人間の体は20種類のアミノ酸からできています。 このアミノ酸は、体中でつくることのできない必須アミノ酸と、体内でつくられる非必須アミノ酸に分けられます。


⭐️体内でつくられない必須アミノ酸は、毎日の食事から必ず摂ることが必要とされるアミノ酸です。

アミノ酸は毎日入れ替わる

脂肪は貯えることができますが、アミノ酸は貯金することができません。


アミノ酸がつながってできるタンパク質は新しいアミノ酸と毎日毎日入れ替わって体を維持しています。すなわち、毎日質のいいアミノ酸(タンパク質)を摂ることが健康な体作りのキー🔑になります。

タンパク質の「質」を決めるアミノ酸の桶

9種類の必須アミノ酸のバランスのことをアミノ酸スコアといいます。それぞれのアミノ酸が全て必要量を満たしていれば、アミノ酸スコア100となります。


一つでも必要量を満たしていなければアミノ酸スコアも減少します。例えば、必須アミノ酸の1種類だけが必要量の60%しか満たしていない場合、アミノ酸スコアは60となります。 そして、1番少ないアミノ酸に合わせて他のアミノ酸も利用されます。


どれだけ多く摂るかより、バランス良く摂る方が重要です。アミノ酸を摂るときは、効率よく食べる必要があります。


それは欠けているアミノ酸を多く持っているほかの食べ物を一緒に食べるということです。例えば、納豆を食べるときは、ツナやかつお節をまぜて一緒に食べる。玄米ごはんを食べるときは納豆やアジを一緒に食べるなど。


別の食材から欠けているアミノ酸を補えば🆗です。量を満たす事も大切ですが、摂取の質を上げると、筋肉をはじめ 体作りが効率アップにつながります。

アミノ酸スコアが一番高い食材

アミノ酸スコアが一番高い食材!それは卵です🥚 卵ベースで様々な食材を摂るのがベスト! 1日1卵を目標にしましょう!

アミノ酸の必要量

体が要求するアミノ酸の必要量とそのアミノ酸パターンは、個人の代謝能力、年齢、性別、食事、ストレス、ライフスイタイル、身体活動などによって変わります。同一人物でも1日の時間帯や人生の段階によって変わってしまい、本当にからだが必要とする量を確実に計算することは出来ません。

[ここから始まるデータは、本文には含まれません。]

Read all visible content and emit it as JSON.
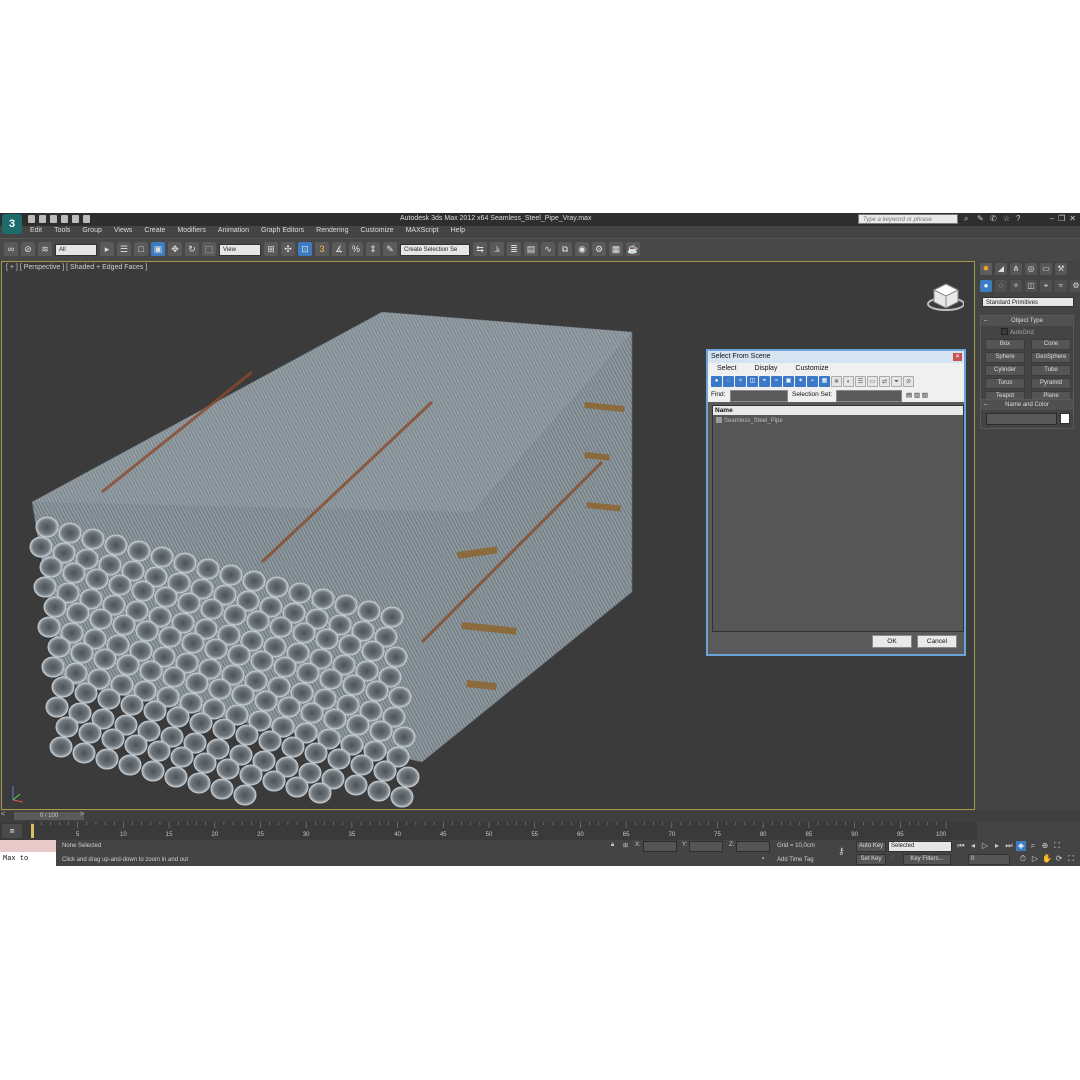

しかし、ストレス時、スポーツ選手、妊婦さん、成長期の子ども、病気からの回復時、飲酒・喫煙時などは普段の状態よりも必要量が増えることがわかっています。

生活習慣病とアミノ酸

人類はもともと肉食動物の位置付け。 農耕が始まる前の時代は必須アミノ酸を摂りやすい食事で、動物の肉や木の実、魚や貝類を食べていました。🍖🌰🐟🦪 ⁡


現代の食事は、必須アミノ酸・リジンやメチオニンが少ない穀類を主食とする生活に変わってきています。➡️要するに糖質過多の食事です🍚🍞🍕 生活様式も自動化された現代は、余剰に摂った糖質を使い切ることができず、そのバランスの乱れが生活習慣病に大きく関係しています。 🙅‍♂️要するに、活動量が少な過ぎ。

カルニチンは脂肪燃焼に必須のアミノ酸

カルニチンは脂肪酸をミトコンドリア(エネルギー工場)に届けます。正しいダイエットは、筋肉量を保ちながら余分な体脂肪を落とす事です。 カルニチンがないと運動しても、脂肪が落ちにくくなります。


カルニチンの材料

カルニチン合成は、アミノ酸(リジンとメチオニン)、ビタミンC、鉄、ビタミンB6、ナイアシンが必要です。カルニチンは体内でつくられますが、加齢により合成量が少なくなります。


成長ホルモンとアミノ酸

若返りホルモン「成長ホルモン」の材料。 ⭐️必要になるのがアルギニン、オルニチン、リジンです。これらのアミノ酸は筋肉組織をつくったり、成長ホルモンの合成や分泌を促します。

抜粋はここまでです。